もう1つの柱である「クレジットで物を売る」ビジネスでは、ハウスカードを中心としたクレジットからグローバルカードに切り替えて、独自のビジネスモデルを持ったカードを展開しています。現在はエポスカードを中心にフィンテックに事業領域を拡大しています。
白石:ITと小売、まったく異なる業種ですが、両社は採用方針も大きく異なっていますよね。
湯川:ヤフーは最初の頃、ほぼ100%中途採用でした。ただ、会社が大きくなるにしたがって育成環境を整えることができましたので10年ほど前から新卒採用を増やしています。現在では、新卒と中途採用はおよそ半々。その中で、「ヤフーしか知らない社員」が増えてきていると感じています。転職してほしいという意味ではありませんが(笑)、同じ部署にいると考え方が凝り固まってくる。
社内では「社員の情熱と才能を解き放つ」ということをよく言っていますが、私の解釈では、いわゆるダイバーシティを表している言葉だと思っています。
そのために「ジョブチェンジ」という仕組みがあります。職種を超えて異動することもできますし、全社どこでも自由に異動することもできる。この制度を通じて、かなりの人数が異動しています。「あなたの才能は何ですか?」「どこで才能を発揮したいですか?」と社員に問いかけ、そのための環境を会社が用意する。人事用語で「アサイン」と言いますが、我々は「チョイス」と言っています。社員には自分で選択した上で、きちんと責任を果たして成長してほしいと考えているためです。

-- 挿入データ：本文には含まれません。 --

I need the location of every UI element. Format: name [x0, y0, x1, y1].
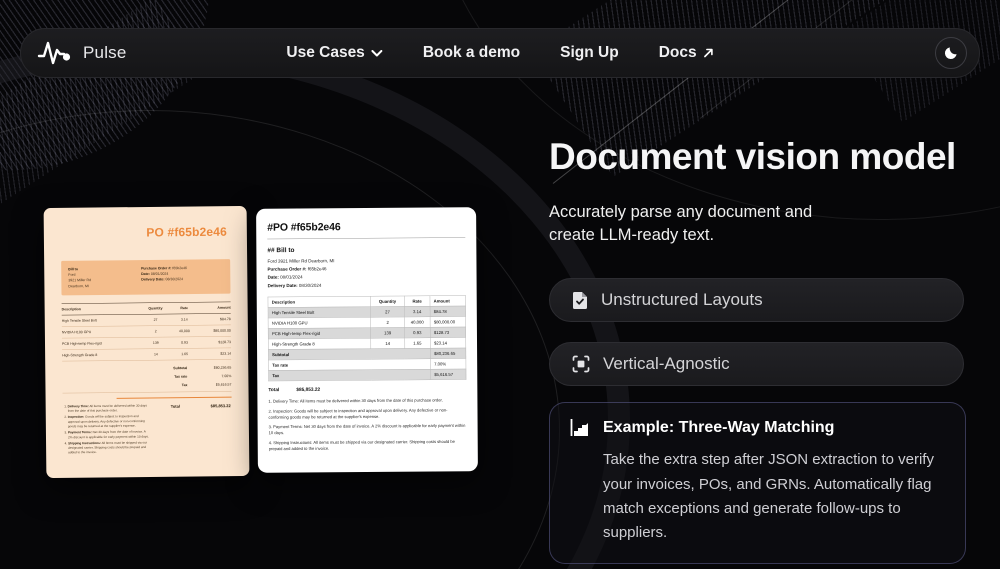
delivery-date-value: 08/30/2024 [299, 283, 322, 288]
date-label: Date: [268, 275, 279, 280]
po-term: Inspection: Goods will be subject to ins… [268, 407, 466, 420]
moon-icon [943, 45, 959, 61]
bar-chart-icon [570, 418, 590, 437]
po-table-row: High-Strength Grade 8 14 1.65 $23.14 [62, 348, 231, 361]
po-term: Inspection: Goods will be subject to ins… [68, 414, 149, 429]
theme-toggle-button[interactable] [935, 37, 967, 69]
nav-item-label: Use Cases [286, 44, 364, 62]
po-billing-box: Bill to Ford 3921 Miller Rd Dearborn, MI… [61, 259, 230, 295]
col-header: Quantity [139, 307, 171, 311]
total-value: $85,853.22 [211, 403, 232, 455]
chevron-down-icon [372, 50, 383, 57]
subtotal-value: $80,236.65 [200, 366, 231, 370]
total-label: Total [171, 404, 181, 456]
po-md-bill-to: ## Bill to [267, 245, 465, 254]
nav-item-docs[interactable]: Docs [659, 44, 714, 62]
nav-item-use-cases[interactable]: Use Cases [286, 44, 382, 62]
po-terms-list: Delivery Time: All items must be deliver… [63, 403, 150, 456]
po-term: Shipping Instructions: All items must be… [269, 439, 467, 452]
po-md-table: Description Quantity Rate Amount High Te… [268, 295, 467, 381]
feature-label: Unstructured Layouts [601, 290, 763, 310]
date-label: Date: [141, 273, 150, 277]
pulse-logo[interactable]: Pulse [37, 38, 127, 68]
document-po-original-content: PO #f65b2e46 Bill to Ford 3921 Miller Rd… [44, 206, 250, 470]
example-card: Example: Three-Way Matching Take the ext… [549, 402, 966, 563]
total-label: Total [268, 387, 279, 393]
document-po-original: PO #f65b2e46 Bill to Ford 3921 Miller Rd… [44, 206, 250, 478]
po-term: Shipping Instructions: All items must be… [68, 440, 149, 455]
po-number-label: Purchase Order #: [141, 267, 171, 271]
example-body: Take the extra step after JSON extractio… [603, 448, 943, 545]
nav-item-sign-up[interactable]: Sign Up [560, 44, 619, 62]
po-number-label: Purchase Order #: [267, 267, 306, 272]
divider [117, 396, 232, 398]
feature-pill-unstructured-layouts[interactable]: Unstructured Layouts [549, 278, 964, 322]
divider [267, 237, 465, 239]
pulse-waveform-icon [37, 38, 73, 68]
po-total: Total $85,853.22 [268, 386, 466, 393]
feature-label: Vertical-Agnostic [603, 354, 730, 374]
page-title: Document vision model [549, 136, 967, 179]
scan-frame-icon [572, 355, 590, 373]
col-header: Description [62, 307, 140, 311]
total-value: $85,853.22 [296, 387, 320, 393]
po-tax-row: Tax $5,616.57 [268, 369, 466, 381]
subtotal-label: Subtotal [173, 366, 187, 370]
po-term: Payment Terms: Net 30 days from the date… [68, 430, 149, 440]
tax-value: $5,616.57 [200, 383, 231, 387]
hero-subtitle: Accurately parse any document and create… [549, 201, 849, 249]
nav-item-label: Docs [659, 44, 697, 62]
nav-item-label: Sign Up [560, 44, 619, 62]
tax-label: Tax [182, 383, 188, 387]
col-header: Rate [171, 306, 196, 310]
col-header: Amount [197, 306, 231, 310]
feature-pill-vertical-agnostic[interactable]: Vertical-Agnostic [549, 342, 964, 386]
po-title: PO #f65b2e46 [61, 225, 230, 241]
document-po-parsed-content: #PO #f65b2e46 ## Bill to Ford 3921 Mille… [256, 207, 478, 469]
nav-links: Use Cases Book a demo Sign Up Docs [286, 44, 713, 62]
document-po-parsed: #PO #f65b2e46 ## Bill to Ford 3921 Mille… [256, 207, 478, 473]
delivery-date-value: 08/30/2024 [166, 278, 184, 282]
brand-name: Pulse [83, 43, 127, 63]
nav-item-label: Book a demo [423, 44, 520, 62]
delivery-date-label: Delivery Date: [268, 283, 298, 288]
po-md-title: #PO #f65b2e46 [267, 220, 465, 233]
external-link-icon [704, 48, 714, 58]
example-title: Example: Three-Way Matching [603, 419, 834, 437]
delivery-date-label: Delivery Date: [141, 278, 164, 282]
hero-section: Document vision model Accurately parse a… [549, 136, 967, 564]
date-value: 08/01/2024 [280, 275, 303, 280]
navbar: Pulse Use Cases Book a demo Sign Up Docs [20, 28, 980, 78]
po-total: Total $85,853.22 [158, 402, 233, 455]
date-value: 08/01/2024 [151, 272, 169, 276]
po-term: Delivery Time: All items must be deliver… [68, 403, 149, 413]
tax-rate-label: Tax rate [174, 375, 187, 379]
document-check-icon [572, 291, 588, 310]
po-table: Description Quantity Rate Amount High Te… [62, 301, 232, 361]
address-line: Dearborn, MI [68, 283, 141, 289]
po-summary: Subtotal $80,236.65 Tax rate 7.00% Tax $5,6… [62, 363, 231, 393]
nav-item-book-a-demo[interactable]: Book a demo [423, 44, 520, 62]
po-terms-list: Delivery Time: All items must be deliver… [268, 397, 466, 452]
po-term: Payment Terms: Net 30 days from the date… [269, 423, 467, 436]
po-number: f65b2e46 [172, 267, 187, 271]
po-number: f65b2e46 [308, 266, 327, 271]
background-decoration [0, 0, 210, 170]
po-term: Delivery Time: All items must be deliver… [268, 397, 466, 404]
tax-rate-value: 7.00% [200, 374, 231, 378]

石井:丸井グループは逆に新卒採用を中心にやってきて、離職率が低い会社です。一時期、販売職の採用を拡大する際に中途採用を一部行いましたが、結果的に入ってくる人はみな小売の経験者なので、あまり大きな価値観の違いはありませんでした。その後は中途採用をやめて、ずっと新卒採用のみでやってきました。
その一方で職種変更を積極的に推進してきました。社員が「ここに行きたい」と自己申告し、会社側が調整してマッチングする。今のマッチング比率は約6~7割です。現在、フィンテック事業がグッと伸びている原動力は、元々クレジット業務をやっていた人たちの力もありますが、小売りからカード部門に異動した多くの人の力との融合でもあります。
またその傍ら、中途採用については現在、自社に合ったやり方を模索しています。小売業特有の文化が浸透している中に新しく入ってきた人たちが、どうすれば同じ理念を持ち、同じ方向を向いて仕事をしていけるかを考えているところです。